Il Pescara dura poco: fatali gli ultimi 30’

22 Novembre 2016

Analisi dei gol subiti: 18 su 25 nella ripresa, di cui 16 dal 15’ in poi

PESCARA. Basta poco (mezz'ora) per distruggere quanto di buono fatto in precedenza. Quella del Pescara è la quarta difesa peggiore del torneo, dopo quelle di Cagliari (30), Palermo (26) e Crotone (26). In questa speciale graduatoria, i biancazzurri sarebbero salvi, ma a maggio conterà la classifica vera, quella con i punti, per sperare in una salvezza sempre più difficile. Il Delfino, in queste prime 13 gare, ha subito, sul campo, quindi togliendo la vittoria per 0-3 con il Sassuolo, ben 25 reti. Tante, tantissime, ma, come detto, c'è chi ha fatto registrare dati peggiori. Il Pescara, nella prima parte della stagione, ha piacevolmente sorpreso per il gioco gradevole che ha espresso, anche se ha prodotto la miseria di 4 punti (altri 3 sono arrivati dal giudice sportivo). Spesso la squadra allenata da Massimo Oddo ha fatto vedere trame di gioco interessanti nella prima parte di gara; poi, vuoi per la stanchezza, vuoi per delle amnesie difensive e cali di intensità e tensione, la squadra è crollata. Il dato preoccupante, però, che è diventato uno dei punti deboli della squadra, è rappresentato dalle reti subite nel secondo tempo. Sono ben 18 i gol, di cui 16 nell'ultima mezz'ora, ovvero dopo che il cronometro ha chiuso il giro di lancette del 14'.

Partiamo dalla prima di campionato, contro il Napoli, con la doppietta rifilata da Mertens (15' e 18' del secondo tempo), il gol di Berardi, al 22'st, nel 2-1 sul campo del Sassuolo, passando poi per l'altra doppietta, stavolta nerazzurra, quella dell'interista Icardi (32' e 46'). Poi, il tornado laziale che si è abbattuto sul malcapitato Delfino alla quarta di campionato, con le firme di Milinkovic-Savic (22'), Radu (27') e l'ex Immobile (31').

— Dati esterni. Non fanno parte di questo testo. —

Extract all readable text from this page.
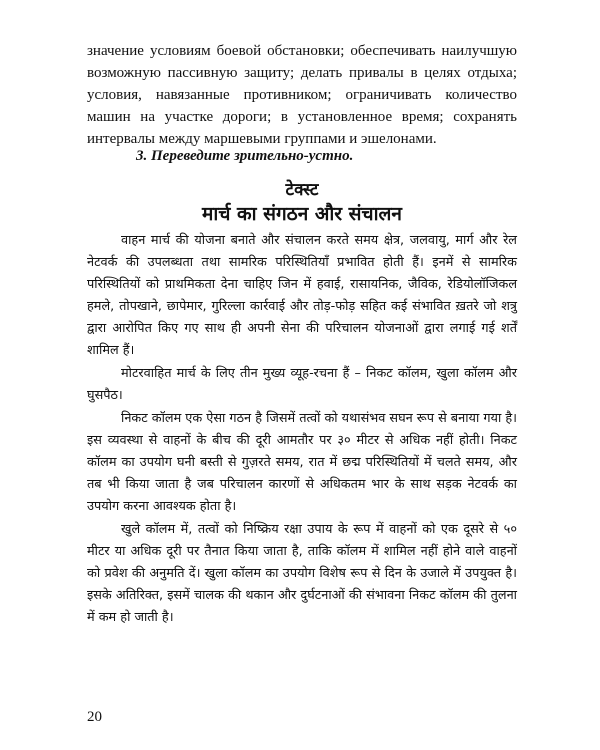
значение условиям боевой обстановки; обеспечивать наилучшую возможную пассивную защиту; делать привалы в целях отдыха; условия, навязанные противником; ограничивать количество машин на участке дороги; в установленное время; сохранять интервалы между маршевыми группами и эшелонами.
3. Переведите зрительно-устно.
टेक्स्ट
मार्च का संगठन और संचालन

वाहन मार्च की योजना बनाते और संचालन करते समय क्षेत्र, जलवायु, मार्ग और रेल नेटवर्क की उपलब्धता तथा सामरिक परिस्थितियाँ प्रभावित होती हैं। इनमें से सामरिक परिस्थितियों को प्राथमिकता देना चाहिए जिन में हवाई, रासायनिक, जैविक, रेडियोलॉजिकल हमले, तोपखाने, छापेमार, गुरिल्ला कार्रवाई और तोड़-फोड़ सहित कई संभावित ख़तरे जो शत्रु द्वारा आरोपित किए गए साथ ही अपनी सेना की परिचालन योजनाओं द्वारा लगाई गई शर्तें शामिल हैं।

मोटरवाहित मार्च के लिए तीन मुख्य व्यूह-रचना हैं – निकट कॉलम, खुला कॉलम और घुसपैठ।

निकट कॉलम एक ऐसा गठन है जिसमें तत्वों को यथासंभव सघन रूप से बनाया गया है। इस व्यवस्था से वाहनों के बीच की दूरी आमतौर पर ३० मीटर से अधिक नहीं होती। निकट कॉलम का उपयोग घनी बस्ती से गुज़रते समय, रात में छद्म परिस्थितियों में चलते समय, और तब भी किया जाता है जब परिचालन कारणों से अधिकतम भार के साथ सड़क नेटवर्क का उपयोग करना आवश्यक होता है।

खुले कॉलम में, तत्वों को निष्क्रिय रक्षा उपाय के रूप में वाहनों को एक दूसरे से ५० मीटर या अधिक दूरी पर तैनात किया जाता है, ताकि कॉलम में शामिल नहीं होने वाले वाहनों को प्रवेश की अनुमति दें। खुला कॉलम का उपयोग विशेष रूप से दिन के उजाले में उपयुक्त है। इसके अतिरिक्त, इसमें चालक की थकान और दुर्घटनाओं की संभावना निकट कॉलम की तुलना में कम हो जाती है।

20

Secondo tempo e ultima mezz'ora fatale anche contro il Chievo, a causa dei gol realizzati da Meggiorini (31') e dal vastese Inglese (40'). Dei tre gol presi alla Dacia Arena di Udine, due sono arrivati nell'ultima mezz'ora, ovvero quelli di Thereau (26') e Zapata (48'). Caldara ha segnato allo scoccare del quarto d'ora del secondo tempo il gol-vittoria della sua Atalanta, nella notte del terrore, quando all'Adriatico vi furono momenti terribili per le continue scosse di terremoto. Un gol dei quattro segnati dall'Empoli è arrivato al 44' del secondo tempo, firmato da Saponara.

Allo Juventus Stadium, ci hanno pensato Mandzukic (18') ed Hernanes (23') a chiudere questa temporanea statistica dei gol subiti dal Pescara nell'ultima mezz'ora di gioco.

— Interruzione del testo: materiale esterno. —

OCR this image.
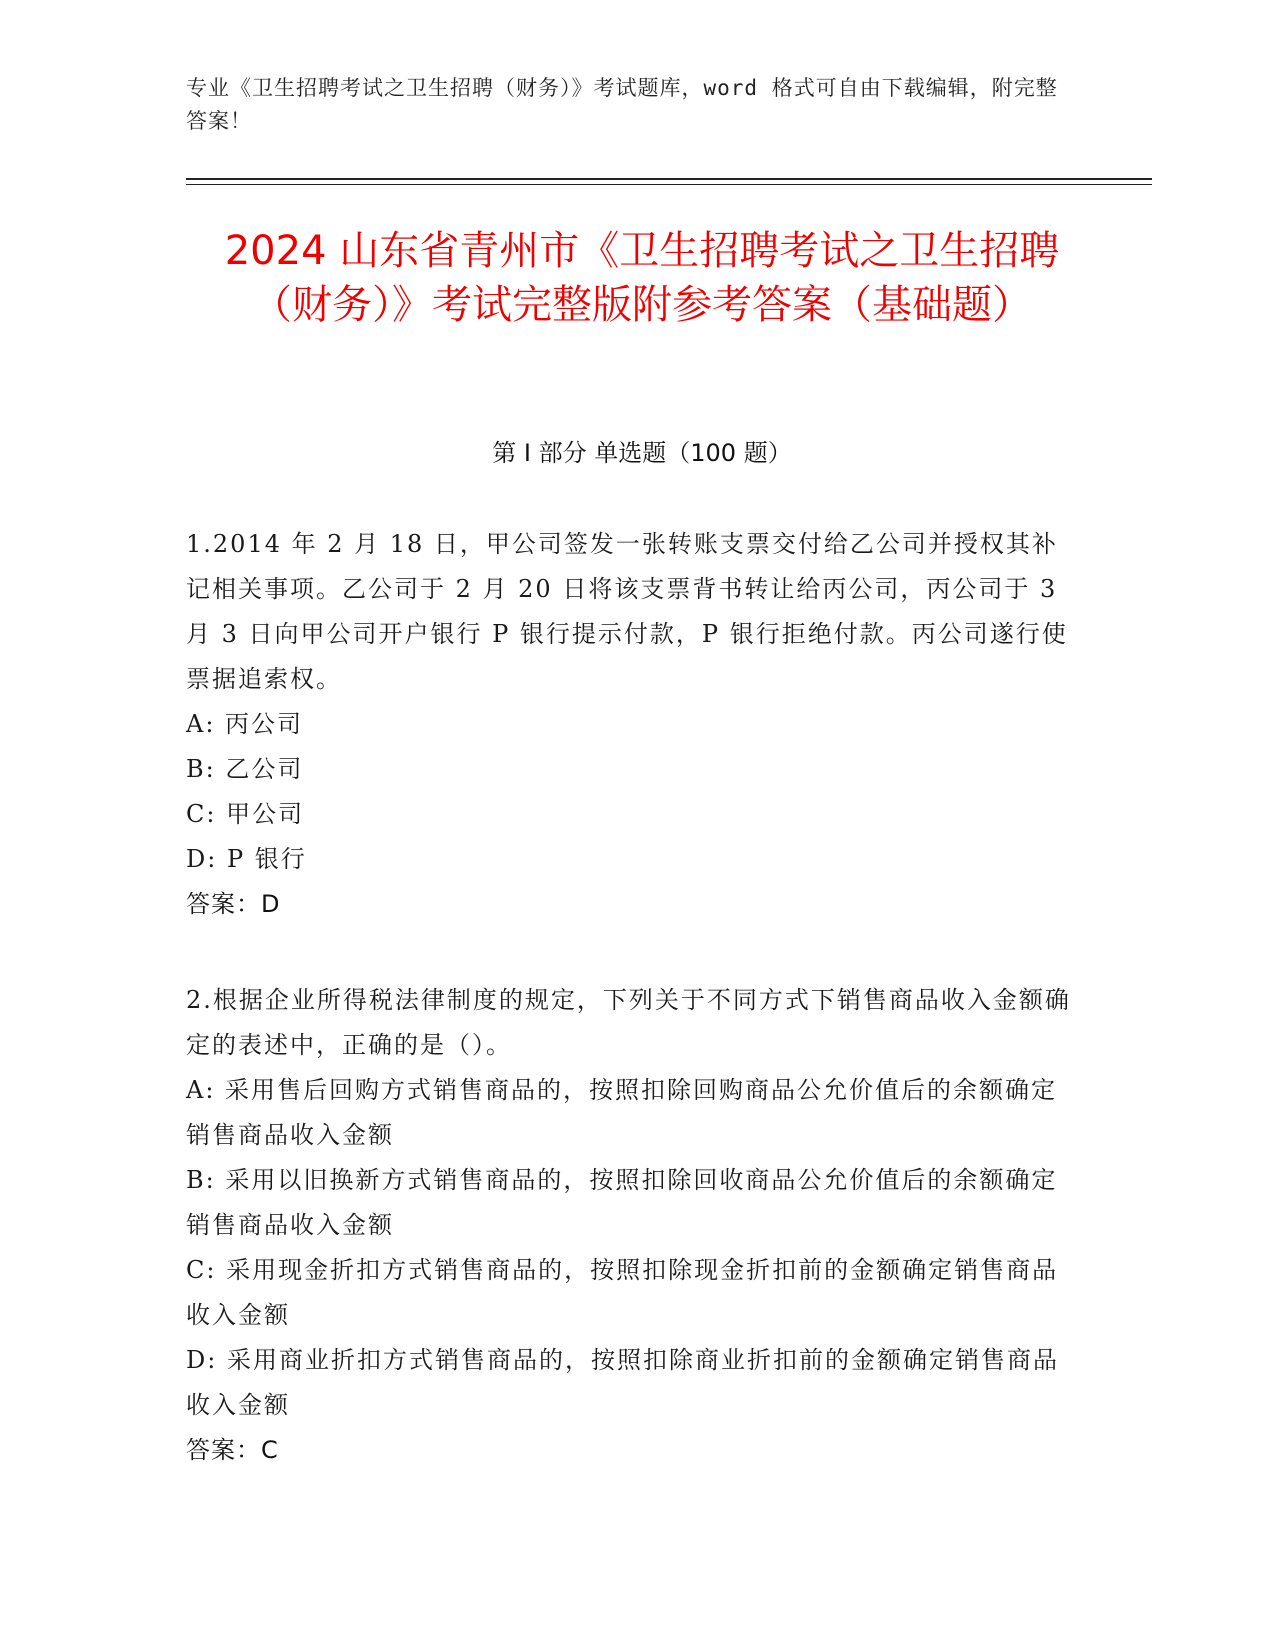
专业《卫生招聘考试之卫生招聘（财务）》考试题库，word 格式可自由下载编辑，附完整答案！
2024 山东省青州市《卫生招聘考试之卫生招聘（财务）》考试完整版附参考答案（基础题）
第 I 部分 单选题（100 题）

1.2014 年 2 月 18 日，甲公司签发一张转账支票交付给乙公司并授权其补记相关事项。乙公司于 2 月 20 日将该支票背书转让给丙公司，丙公司于 3 月 3 日向甲公司开户银行 P 银行提示付款，P 银行拒绝付款。丙公司遂行使票据追索权。

A: 丙公司

B: 乙公司

C: 甲公司

D: P 银行

答案：D

2.根据企业所得税法律制度的规定，下列关于不同方式下销售商品收入金额确定的表述中，正确的是（）。

A: 采用售后回购方式销售商品的，按照扣除回购商品公允价值后的余额确定销售商品收入金额

B: 采用以旧换新方式销售商品的，按照扣除回收商品公允价值后的余额确定销售商品收入金额

C: 采用现金折扣方式销售商品的，按照扣除现金折扣前的金额确定销售商品收入金额

D: 采用商业折扣方式销售商品的，按照扣除商业折扣前的金额确定销售商品收入金额

答案：C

Oddo, gradualmente, sta mettendo in atto una piccola rivoluzione, cercando di passare alla difesa a tre per dare maggiore protezione alla porta difesa da Bizzarri, come è successo a Torino, sabato sera. Le basi ci sono, però manca la materia prima: i difensori. Con il tempo (si spera) e col mercato invernale qualcosa di buono potrebbe venire fuori.

«Nei momenti difficili si vede veramente la forza del gruppo», ha scritto ieri su Instagram il difensore Cristiano Biraghi, fresco di convocazione in Nazionale. La sua ricetta è questa: «Noi siamo un gruppo fortissimo e unito e usciremo da questo momento tutti insieme uniti anche con il sostegno dei tifosi. Forza Pescara».

Gli fa eco un altro azzurro appena entrato nella comitiva del ct Ventura, ovvero Francesco Zampano: «Nei momenti difficili si vedono le vere squadre ed i veri uomini... Grinta cuore e tutti uniti, e usciremo da questo momento difficile...Forza Pescara», anche il terzino biancazzurro ha consegnato il suo pensiero ai social.

Adesso non resta che passare dalle parole ai fatti. E domenica l’esame Roma è di quelli difficili.